After this joyful and expansive summer, I now had to consider how I was going to continue to provide for myself. I had some savings in the bank thanks to living at home with a low rent for several years, but it would soon run out and I knew I was going to need to find another source of income within the year. I was teaching private lessons at Brooklyn Music House and from my apartment. And seasonally I worked part-time for registration at Brooklyn College, but this accumulated income would not be able to sustain living in my own apartment unless supplemented. By September, I was looking into filling a music teacher position in the public school system if possible. Even though I did not have the proper credentials to get hired as a full-time teacher I had heard that I could possibly be hired on a per-diem basis like a substitute would, yet function as a regular teacher at least for a period. 
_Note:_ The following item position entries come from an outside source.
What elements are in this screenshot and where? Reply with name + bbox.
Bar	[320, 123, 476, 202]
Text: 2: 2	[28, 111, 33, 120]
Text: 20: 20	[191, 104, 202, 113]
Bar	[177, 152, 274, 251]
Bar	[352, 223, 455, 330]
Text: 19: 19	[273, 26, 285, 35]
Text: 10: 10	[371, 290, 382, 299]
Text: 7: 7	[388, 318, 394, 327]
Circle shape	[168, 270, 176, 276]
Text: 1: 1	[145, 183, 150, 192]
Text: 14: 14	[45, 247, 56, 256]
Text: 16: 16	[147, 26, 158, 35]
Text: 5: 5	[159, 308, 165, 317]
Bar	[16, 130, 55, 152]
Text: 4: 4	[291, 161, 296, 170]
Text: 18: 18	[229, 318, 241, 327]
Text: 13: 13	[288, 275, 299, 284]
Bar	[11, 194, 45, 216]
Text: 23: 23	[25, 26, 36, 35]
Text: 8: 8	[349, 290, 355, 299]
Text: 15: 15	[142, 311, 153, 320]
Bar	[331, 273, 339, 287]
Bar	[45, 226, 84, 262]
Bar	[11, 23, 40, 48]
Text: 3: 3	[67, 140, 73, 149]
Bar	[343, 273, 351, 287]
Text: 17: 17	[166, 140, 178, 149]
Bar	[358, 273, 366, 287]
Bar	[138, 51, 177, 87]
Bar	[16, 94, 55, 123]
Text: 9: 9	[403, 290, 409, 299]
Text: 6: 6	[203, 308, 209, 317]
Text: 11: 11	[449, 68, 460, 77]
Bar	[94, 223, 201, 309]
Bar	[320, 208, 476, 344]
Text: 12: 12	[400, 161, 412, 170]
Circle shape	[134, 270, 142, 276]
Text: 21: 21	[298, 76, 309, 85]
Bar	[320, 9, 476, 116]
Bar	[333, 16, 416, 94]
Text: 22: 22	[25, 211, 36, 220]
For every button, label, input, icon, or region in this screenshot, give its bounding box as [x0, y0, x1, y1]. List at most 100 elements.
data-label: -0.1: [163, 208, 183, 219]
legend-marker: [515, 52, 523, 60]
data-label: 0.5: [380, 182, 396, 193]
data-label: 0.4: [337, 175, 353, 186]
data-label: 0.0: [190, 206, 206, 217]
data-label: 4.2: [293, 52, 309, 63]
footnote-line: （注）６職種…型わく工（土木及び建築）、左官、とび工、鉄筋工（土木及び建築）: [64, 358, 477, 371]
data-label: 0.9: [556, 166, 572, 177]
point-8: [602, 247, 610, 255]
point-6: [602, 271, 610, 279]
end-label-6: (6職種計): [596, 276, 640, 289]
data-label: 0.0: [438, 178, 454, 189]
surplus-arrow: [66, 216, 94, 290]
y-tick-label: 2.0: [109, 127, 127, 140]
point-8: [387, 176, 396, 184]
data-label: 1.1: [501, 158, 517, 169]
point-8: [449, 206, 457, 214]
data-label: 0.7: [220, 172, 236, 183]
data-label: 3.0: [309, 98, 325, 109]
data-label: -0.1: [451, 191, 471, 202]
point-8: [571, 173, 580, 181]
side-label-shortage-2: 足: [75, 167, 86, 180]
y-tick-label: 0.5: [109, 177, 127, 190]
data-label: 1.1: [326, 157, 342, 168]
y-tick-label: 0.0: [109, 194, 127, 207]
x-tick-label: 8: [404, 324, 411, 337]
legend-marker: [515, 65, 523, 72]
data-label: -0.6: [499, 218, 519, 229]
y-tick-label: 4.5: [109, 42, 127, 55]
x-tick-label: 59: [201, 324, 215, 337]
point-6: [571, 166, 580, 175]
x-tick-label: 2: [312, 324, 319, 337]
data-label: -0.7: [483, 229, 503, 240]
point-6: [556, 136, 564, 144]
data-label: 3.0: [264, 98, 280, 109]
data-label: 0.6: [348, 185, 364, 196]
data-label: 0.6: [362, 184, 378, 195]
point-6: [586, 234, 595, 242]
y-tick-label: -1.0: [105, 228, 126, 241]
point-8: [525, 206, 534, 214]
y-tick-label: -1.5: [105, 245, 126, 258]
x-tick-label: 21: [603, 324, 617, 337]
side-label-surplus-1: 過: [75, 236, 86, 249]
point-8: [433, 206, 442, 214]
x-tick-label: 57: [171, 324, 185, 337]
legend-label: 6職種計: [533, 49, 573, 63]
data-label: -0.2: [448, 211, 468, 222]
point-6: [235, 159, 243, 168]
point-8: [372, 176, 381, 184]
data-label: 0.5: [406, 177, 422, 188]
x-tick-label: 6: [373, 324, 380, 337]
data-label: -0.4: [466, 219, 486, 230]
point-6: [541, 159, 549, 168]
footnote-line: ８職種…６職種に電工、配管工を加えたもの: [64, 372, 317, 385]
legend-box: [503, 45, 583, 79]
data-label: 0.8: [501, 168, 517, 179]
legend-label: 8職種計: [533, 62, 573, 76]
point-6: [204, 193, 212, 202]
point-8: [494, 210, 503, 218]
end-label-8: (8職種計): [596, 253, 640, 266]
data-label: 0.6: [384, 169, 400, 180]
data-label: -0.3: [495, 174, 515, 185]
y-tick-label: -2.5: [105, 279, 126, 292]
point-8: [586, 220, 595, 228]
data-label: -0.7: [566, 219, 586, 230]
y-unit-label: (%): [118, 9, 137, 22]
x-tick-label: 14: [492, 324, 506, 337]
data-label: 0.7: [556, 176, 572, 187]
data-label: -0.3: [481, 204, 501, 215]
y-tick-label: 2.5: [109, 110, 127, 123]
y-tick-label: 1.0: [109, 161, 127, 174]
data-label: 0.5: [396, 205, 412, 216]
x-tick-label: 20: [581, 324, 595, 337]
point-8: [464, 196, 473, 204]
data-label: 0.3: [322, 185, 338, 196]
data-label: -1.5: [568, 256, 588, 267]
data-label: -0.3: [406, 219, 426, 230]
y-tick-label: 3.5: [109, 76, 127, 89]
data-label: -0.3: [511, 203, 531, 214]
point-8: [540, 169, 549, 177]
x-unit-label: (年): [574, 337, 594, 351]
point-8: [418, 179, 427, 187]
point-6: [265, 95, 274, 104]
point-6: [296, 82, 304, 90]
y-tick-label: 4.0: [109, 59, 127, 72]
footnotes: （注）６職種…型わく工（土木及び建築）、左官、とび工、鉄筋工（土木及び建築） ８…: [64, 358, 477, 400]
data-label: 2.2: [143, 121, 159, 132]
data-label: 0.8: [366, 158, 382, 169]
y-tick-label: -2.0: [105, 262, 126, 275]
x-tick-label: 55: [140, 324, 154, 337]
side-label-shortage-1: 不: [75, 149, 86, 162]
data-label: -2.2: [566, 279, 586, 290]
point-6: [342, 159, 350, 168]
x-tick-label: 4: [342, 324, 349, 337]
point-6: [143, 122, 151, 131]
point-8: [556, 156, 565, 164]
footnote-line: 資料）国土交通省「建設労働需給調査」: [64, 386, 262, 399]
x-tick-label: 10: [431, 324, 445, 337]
I managed to get a preliminary interview at Brooklyn College for a position at an inner-city high school in East New York. It sounded challenging, but it intrigued me. They really needed a music teacher as some kids were kind of demanding it and it was already October. I went for the interview. The principal Miss Alcazar spoke with me briefly, uninterested in my resume, more curious if I could survive the kids. She put me in a room for 30 minutes or so with a handful of students who basically auditioned me. I had to prove that I had what they considered the goods and that I wouldn’t be chewed up and spit out. I passed the test and started shortly after. 

Towards the beginning of my teaching high school in East New York, I ran into an old acquaintance on the B3 (Avenue U) bus one day, Taylor Scutto. Taylor was a neighborhood guy and music lover. We had both attended James Madison High School in the same grade though we did not cross paths much at that time. We first interacted when Taylor was hosting his own radio show at Brooklyn College in early 2002. He had seen me perform on campus and invited me to be a guest on his show. I appeared on it with two Pencil People: Bob Henson and Aftab Motoyama. We talked, performed, and Taylor played some tracks from my debut album Brooklyn Folk. Him and I then fell out of touch until that fateful day in late 2007.

We began talking music. At that moment, I was trying to educate myself on newer music that young people might be listening to. I was especially interested in trying to understand rap, hip hop, and reggae as this was the music that my new high school students were most familiar with. But I knew very little about any new music that had been released from about the year 2000 onwards in general. Taylor offered to visit me, bring some CDs, and tell me about various newer artists that I was not familiar with. So began a valuable and sincere friendship. 


[1] Listen to musical performances on YouTube: Lars Frandsen.

[2] Listen to musical performances on YouTube: Salim Washington.

[3] Lavender Vale Wallenstein is a unique and fascinating human being, older than me by a few decades, with whom I share a mystic spiritual bond. The two of us first met at a yoga class at Marine Park’s Salt Marsh Nature Center around 2005.

[4] It was not until 2017 (a decade later) that I began to officially distribute songs from this session as singles via CD Baby. By then I had educated myself on cover song licensing and fortunately it had become simpler to do for an independent musician like myself.

[5] Most friends of mine who had a chance to meet Peter Steele might agree with me in referring to him affectionately as “Uncle Pete”. I don’t think he was aware of the appellation himself, but it’s my/our casual way of expressing our love for him as a human, beyond his rock stardom.